PESCA: It has been suggested that he was angling for that endorsement. Yeah. I mean, if Taco Bell gets your order right and they post it in the back so the guys in the back know that you ordered a chalupa upfront, I could think a major league baseball team might want to imitate that technology.
CONAN: And is an era passing here? You've - you see Tony La Russa. Just a year and a bit ago, Joe Torre finally leaving the manager's bench. There's a generation of players - managers who are leaving the game.
PESCA: That's true. An innovation - and this is the thing about Tony La Russa. He was a lawyer and he used computers and he was innovative, and the old guard didn't like him. And the manager of the Brewers didn't even let - when they had the All-Star game, didn't even let him be a coach, which is a ceremonial thing when he was a young guy managing the White Sox. So he was an upstart. And now he's kind of seen as old guard and a little cranky, but he's still such an innovator and he was still always willing to thwart convention. So I think a lot of the younger managers are very willing to thwart convention.
But, you know, baseball is a game, at least its managerial ranks, unlike some of those other sports. You know, I can't see an 80-year-old being an NFL coach, but it happened in baseball. You know, Jack McKeon was managing this year. Jim Leyland is an old manager. So you still have the ability for some of the old guard to hang onto their posts as it were.
CONAN: Which is why, I guess, even managers have to wait five years before they can be inducted into Cooperstown for fear they might come back.
PESCA: Yeah. And who knows? They just might. I mean, I could see La Russa getting the itch at 75, and what are you going to do?
CONAN: I guess the Hot Stove League has started in St. Louis. Any early candidates to take over for Tony La Russa?
PESCA: Well, they're thinking that - not Dave Duncan, who is his pitching coach, but perhaps some of other members of his staff and, of course, there are high profile managers out there. Who knows? Maybe he could get Joe Torre, who is a lifelong St. Louis - or not a lifelong, but played for the St.
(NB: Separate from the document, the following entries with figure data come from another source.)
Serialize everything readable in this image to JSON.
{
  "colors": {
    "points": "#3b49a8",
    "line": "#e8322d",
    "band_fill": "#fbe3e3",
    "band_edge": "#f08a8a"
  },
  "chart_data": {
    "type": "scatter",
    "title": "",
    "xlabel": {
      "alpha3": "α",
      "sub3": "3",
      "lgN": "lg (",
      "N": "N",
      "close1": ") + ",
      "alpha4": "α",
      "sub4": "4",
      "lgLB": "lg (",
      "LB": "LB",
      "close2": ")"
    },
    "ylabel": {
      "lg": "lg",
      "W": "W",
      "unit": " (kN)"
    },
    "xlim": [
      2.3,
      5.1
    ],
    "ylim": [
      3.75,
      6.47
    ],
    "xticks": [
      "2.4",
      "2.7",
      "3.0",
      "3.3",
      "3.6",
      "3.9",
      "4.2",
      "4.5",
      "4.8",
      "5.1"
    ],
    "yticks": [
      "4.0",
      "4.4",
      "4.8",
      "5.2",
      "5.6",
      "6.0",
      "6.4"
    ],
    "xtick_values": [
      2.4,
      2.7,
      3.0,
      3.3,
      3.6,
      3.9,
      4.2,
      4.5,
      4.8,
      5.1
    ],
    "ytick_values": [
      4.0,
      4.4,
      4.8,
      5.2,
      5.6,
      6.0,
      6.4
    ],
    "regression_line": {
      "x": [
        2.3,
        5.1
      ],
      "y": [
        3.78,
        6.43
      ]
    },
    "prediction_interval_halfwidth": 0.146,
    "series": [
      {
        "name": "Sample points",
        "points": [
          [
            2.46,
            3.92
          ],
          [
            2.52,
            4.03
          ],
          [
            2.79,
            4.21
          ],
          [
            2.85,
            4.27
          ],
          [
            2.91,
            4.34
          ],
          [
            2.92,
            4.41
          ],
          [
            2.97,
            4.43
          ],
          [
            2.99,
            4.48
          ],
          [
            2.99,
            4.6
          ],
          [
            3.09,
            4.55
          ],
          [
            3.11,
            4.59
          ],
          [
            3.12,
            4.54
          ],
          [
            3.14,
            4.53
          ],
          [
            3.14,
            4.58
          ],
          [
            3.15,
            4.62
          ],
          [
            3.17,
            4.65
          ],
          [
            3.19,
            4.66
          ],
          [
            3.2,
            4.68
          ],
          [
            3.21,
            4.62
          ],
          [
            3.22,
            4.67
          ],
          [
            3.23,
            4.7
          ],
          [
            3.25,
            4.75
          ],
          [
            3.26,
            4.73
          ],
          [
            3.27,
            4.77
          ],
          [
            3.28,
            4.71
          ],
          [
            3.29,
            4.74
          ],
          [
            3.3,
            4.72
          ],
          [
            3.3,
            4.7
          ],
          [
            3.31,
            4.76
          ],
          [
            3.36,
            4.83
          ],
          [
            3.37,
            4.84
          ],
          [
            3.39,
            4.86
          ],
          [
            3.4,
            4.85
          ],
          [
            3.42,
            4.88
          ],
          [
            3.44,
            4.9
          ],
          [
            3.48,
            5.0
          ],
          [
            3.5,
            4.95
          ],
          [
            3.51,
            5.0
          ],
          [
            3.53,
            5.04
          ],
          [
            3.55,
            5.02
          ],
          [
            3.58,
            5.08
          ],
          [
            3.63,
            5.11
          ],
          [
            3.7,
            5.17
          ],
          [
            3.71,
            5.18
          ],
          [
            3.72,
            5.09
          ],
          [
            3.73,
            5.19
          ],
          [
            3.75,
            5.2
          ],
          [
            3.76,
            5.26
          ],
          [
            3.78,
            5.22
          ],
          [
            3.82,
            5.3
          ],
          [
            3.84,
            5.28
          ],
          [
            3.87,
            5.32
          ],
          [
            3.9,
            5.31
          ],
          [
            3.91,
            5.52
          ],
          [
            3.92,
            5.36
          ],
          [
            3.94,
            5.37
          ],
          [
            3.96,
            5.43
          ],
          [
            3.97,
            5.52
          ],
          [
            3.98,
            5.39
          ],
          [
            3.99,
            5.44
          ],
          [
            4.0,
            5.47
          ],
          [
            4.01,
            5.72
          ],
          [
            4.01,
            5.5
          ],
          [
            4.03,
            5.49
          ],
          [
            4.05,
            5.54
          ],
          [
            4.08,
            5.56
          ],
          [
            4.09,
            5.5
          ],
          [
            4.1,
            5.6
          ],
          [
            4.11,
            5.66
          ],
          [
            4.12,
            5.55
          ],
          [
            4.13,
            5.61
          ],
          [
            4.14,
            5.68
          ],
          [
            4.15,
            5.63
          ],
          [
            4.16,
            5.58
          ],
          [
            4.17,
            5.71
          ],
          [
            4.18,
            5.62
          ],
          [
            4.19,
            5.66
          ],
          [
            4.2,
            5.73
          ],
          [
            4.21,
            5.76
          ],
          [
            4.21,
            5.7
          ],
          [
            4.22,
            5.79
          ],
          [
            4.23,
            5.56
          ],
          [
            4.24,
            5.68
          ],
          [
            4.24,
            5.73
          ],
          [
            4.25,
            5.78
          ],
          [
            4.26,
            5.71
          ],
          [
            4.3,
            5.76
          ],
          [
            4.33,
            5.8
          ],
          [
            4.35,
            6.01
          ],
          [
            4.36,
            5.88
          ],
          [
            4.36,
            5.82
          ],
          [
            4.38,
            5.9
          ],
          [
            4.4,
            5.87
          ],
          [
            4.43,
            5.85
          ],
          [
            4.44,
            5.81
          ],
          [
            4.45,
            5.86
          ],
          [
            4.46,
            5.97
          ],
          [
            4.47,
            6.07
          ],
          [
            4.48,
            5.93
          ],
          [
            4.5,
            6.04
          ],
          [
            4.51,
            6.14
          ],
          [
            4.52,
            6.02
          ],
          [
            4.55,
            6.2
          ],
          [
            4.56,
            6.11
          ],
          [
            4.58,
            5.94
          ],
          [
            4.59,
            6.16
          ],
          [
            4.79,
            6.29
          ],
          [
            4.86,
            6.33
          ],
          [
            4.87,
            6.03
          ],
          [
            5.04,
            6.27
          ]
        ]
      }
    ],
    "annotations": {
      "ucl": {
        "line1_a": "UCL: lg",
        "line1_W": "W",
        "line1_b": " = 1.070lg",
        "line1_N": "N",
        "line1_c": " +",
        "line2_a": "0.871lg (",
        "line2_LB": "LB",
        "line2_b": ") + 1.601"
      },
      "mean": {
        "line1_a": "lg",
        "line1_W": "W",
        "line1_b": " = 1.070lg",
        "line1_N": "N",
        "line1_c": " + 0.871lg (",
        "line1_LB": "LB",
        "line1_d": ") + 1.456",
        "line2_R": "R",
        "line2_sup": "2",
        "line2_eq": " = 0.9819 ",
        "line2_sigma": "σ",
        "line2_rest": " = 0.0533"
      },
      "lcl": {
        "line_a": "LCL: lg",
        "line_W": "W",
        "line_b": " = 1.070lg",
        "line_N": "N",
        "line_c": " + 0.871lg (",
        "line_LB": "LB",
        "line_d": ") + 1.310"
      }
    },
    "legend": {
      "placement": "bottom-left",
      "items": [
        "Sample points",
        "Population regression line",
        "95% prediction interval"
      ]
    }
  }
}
Louis Cardinals and, yeah, managed there.
But, you know, I think that the biggest impact on the Hot Stove League, well, people will say - and I think rightly so - that this at least diminishes ever so slightly the Cardinals' chance of resigning Albert Pujols who, for years, was the best slugger in baseball and is now still one of the best. He seems to have a real great working relationship with La Russa, and so that's maybe one less reason for Pujols to come back, although they are so intertwined. I would at least like to see him stay a Cardinal for next year and all the years to come.
CONAN: And before we get too many emails, I do know that Joe Torre grew up in Brooklyn, all right. NPR correspondent Mike Pesca joined us from our bureau in New York. Mike, thanks very much.
PESCA: You're welcome.
CONAN: Tomorrow, when loved ones spin out of control with drugs or alcohol, we'll talk about what you do when it's just a matter of time. This is TALK OF THE NATION from NPR News. I'm Neal Conan in Washington.